HOW IT AFFECTS YOUR BUSINESS: The federal death tax is one of the most onerous obstacles to family business continuity and growth. When the owner of a family business dies, his or her estate is subject to federal and state death taxes. The total value of the death includes the value of the family business along with other assets such as homes, cash, stocks, and bonds. At a minimum, an estate over $650,000 (gradually increased to $1 million by 2006) will be subject to a federal death tax rate of 37% and an estate over $3 million will be taxed at an astronomical federal rate of 55%. This tax is on top of not only the state death tax but also the income, business, and capital gains taxes that have been paid over an individual's lifetime.

Business continuity - the passing of years of hard work to the next generation - is a great concern to family-owned businesses. Unfortunately, the death tax destroys businesses by limiting capital available for business formation, growth, and preservation. More than 70% of family businesses do not succeed to the second generation and 87% do not survive to the third generation. Furthermore, it is estimated that 90% of family businesses that fail shortly after the death of the founder fail because of the death tax burden placed on family members.
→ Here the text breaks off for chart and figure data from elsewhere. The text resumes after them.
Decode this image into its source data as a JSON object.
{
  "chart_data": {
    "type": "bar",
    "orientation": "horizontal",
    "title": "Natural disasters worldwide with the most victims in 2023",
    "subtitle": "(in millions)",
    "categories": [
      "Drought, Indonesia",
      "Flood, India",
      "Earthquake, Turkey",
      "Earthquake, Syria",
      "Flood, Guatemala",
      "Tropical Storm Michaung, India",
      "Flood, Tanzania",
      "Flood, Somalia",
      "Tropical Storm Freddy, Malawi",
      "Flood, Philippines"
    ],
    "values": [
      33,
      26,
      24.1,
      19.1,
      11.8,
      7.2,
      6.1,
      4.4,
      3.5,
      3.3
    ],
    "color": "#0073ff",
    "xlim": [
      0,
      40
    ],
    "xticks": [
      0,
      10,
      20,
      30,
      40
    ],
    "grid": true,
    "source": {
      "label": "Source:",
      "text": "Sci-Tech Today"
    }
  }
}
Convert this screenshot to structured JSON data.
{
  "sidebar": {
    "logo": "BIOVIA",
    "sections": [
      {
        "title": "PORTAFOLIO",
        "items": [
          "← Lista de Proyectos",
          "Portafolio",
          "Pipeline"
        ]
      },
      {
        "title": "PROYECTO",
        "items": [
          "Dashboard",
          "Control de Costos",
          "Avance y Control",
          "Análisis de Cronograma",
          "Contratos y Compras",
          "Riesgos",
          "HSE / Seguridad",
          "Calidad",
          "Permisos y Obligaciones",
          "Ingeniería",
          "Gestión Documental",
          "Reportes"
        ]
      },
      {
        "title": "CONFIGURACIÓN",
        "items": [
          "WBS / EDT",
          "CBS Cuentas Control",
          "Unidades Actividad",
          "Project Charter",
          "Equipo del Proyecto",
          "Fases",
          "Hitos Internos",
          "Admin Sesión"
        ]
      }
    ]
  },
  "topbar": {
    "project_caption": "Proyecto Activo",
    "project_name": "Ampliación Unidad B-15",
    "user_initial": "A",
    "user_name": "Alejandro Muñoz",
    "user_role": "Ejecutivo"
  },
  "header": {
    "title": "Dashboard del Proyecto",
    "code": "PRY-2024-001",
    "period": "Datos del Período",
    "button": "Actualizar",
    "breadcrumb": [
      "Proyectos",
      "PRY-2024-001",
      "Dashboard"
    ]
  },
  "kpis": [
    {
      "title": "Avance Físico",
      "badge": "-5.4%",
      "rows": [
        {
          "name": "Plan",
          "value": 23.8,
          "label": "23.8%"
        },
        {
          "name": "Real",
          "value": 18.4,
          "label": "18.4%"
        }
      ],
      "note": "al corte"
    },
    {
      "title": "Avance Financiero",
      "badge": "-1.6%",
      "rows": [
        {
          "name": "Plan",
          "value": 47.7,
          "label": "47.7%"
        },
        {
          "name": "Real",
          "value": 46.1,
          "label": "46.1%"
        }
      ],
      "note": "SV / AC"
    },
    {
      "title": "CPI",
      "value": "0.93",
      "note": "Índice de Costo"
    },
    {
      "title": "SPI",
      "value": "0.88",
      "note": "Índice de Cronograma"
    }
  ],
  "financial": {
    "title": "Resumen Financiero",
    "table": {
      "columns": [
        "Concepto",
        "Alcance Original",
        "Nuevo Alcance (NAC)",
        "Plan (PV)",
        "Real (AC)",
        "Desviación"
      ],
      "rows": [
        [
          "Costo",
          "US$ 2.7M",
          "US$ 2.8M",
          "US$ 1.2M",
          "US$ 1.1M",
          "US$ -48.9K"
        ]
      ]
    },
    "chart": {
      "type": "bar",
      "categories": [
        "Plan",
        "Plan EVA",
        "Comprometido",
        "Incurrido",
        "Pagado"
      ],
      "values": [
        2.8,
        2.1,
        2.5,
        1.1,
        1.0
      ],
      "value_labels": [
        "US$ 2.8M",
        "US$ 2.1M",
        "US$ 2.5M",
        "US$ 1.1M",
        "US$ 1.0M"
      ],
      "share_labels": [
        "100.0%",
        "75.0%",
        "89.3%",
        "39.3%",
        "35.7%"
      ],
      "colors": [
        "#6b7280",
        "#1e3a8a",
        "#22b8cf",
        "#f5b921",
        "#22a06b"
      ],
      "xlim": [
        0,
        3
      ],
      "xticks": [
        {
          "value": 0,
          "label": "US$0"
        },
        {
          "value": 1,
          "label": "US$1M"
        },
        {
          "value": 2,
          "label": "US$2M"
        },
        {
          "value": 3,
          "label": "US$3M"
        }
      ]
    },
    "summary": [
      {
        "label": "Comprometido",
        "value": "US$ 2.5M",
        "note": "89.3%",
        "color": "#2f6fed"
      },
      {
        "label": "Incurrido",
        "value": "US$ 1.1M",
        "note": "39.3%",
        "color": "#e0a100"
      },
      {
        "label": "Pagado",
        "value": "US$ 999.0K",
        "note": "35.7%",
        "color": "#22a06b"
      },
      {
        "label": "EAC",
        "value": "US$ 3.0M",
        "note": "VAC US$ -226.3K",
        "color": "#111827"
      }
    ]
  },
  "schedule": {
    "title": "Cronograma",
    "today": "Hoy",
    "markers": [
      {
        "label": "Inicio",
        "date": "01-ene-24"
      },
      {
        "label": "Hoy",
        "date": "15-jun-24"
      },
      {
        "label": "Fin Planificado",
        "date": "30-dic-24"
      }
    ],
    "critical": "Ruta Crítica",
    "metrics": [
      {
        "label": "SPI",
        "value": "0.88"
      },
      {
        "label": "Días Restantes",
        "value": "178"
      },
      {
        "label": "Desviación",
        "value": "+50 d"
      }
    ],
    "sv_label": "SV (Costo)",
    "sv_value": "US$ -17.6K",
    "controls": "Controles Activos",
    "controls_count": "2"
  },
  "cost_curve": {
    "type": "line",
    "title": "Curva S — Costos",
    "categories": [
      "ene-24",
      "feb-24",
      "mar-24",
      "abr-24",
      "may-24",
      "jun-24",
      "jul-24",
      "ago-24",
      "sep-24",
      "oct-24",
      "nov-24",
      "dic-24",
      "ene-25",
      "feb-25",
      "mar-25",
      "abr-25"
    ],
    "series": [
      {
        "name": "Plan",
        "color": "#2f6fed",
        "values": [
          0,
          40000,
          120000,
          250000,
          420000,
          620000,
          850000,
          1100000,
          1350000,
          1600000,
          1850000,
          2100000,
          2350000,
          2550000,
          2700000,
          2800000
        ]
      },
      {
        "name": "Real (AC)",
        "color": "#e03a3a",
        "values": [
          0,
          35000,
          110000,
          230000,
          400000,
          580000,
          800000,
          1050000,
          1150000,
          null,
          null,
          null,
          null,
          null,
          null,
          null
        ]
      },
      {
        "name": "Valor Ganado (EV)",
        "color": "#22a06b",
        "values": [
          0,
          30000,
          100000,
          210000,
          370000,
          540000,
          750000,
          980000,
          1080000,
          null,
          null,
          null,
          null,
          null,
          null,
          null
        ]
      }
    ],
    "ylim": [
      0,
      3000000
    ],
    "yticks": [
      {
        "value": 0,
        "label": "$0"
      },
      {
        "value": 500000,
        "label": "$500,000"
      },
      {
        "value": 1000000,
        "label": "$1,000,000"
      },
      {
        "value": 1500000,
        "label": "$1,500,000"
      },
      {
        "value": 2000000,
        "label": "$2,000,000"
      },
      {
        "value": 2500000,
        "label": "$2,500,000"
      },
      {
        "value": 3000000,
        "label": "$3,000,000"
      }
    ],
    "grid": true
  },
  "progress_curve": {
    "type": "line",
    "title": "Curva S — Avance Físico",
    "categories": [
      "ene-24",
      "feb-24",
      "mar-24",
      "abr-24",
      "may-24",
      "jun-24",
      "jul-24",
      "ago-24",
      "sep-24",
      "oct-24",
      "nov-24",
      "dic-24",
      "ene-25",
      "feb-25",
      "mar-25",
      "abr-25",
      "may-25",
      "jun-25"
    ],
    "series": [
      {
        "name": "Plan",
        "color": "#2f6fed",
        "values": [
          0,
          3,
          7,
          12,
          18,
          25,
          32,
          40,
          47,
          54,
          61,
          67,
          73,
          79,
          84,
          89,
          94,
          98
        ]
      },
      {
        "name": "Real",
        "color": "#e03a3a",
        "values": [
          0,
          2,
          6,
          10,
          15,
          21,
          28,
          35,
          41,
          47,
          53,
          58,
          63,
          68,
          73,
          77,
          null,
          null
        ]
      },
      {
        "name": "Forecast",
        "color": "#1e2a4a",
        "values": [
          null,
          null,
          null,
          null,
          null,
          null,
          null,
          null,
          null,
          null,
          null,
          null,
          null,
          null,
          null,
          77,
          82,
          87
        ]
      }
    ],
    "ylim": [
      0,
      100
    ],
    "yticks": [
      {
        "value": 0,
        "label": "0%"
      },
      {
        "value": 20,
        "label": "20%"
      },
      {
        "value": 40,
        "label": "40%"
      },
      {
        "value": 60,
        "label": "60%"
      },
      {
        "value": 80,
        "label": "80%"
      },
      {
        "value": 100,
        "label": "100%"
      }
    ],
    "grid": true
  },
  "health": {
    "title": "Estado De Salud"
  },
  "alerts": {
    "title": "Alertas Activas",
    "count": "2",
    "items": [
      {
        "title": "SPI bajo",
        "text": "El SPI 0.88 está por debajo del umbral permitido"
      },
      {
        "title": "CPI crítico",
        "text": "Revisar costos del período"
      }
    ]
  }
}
It is discouraging to learn that only 26% of family business owners surveyed said they had the liquid assets to pay death taxes if their heirs were to inherit the business today.

Those family-owned businesses that do survive have spent thousands, sometimes millions, of dollars on estate planning to minimize their tax burden. Many businesses forego new equipment and other capital accumulation plans to avoid death taxes. Finally, many jobs are lost due to the federal death tax. On average, 46 workers lose their jobs every time a family-owned business closes.

OPPOSITION: Opponents of death tax relief say that it is a tax cut for the wealthy.

AGC RESPONSE: Even the smallest contractor has lifetime capital assets, property and real estate over $650,000. The burden of the federal death tax falls squarely on family-owned construction companies, destroying jobs and devastating the communities that rely on these businesses.

A recent study compiled by the Congressional Joint Economic Committee shows:

  • The existence of the death tax has reduced the stock of capital in the economy by approximately $497 billion, or 3.2%;
  • The death tax is a leading cause of dissolution for family-run businesses; and,
  • The death tax raises very little, if any net revenue for the federal government.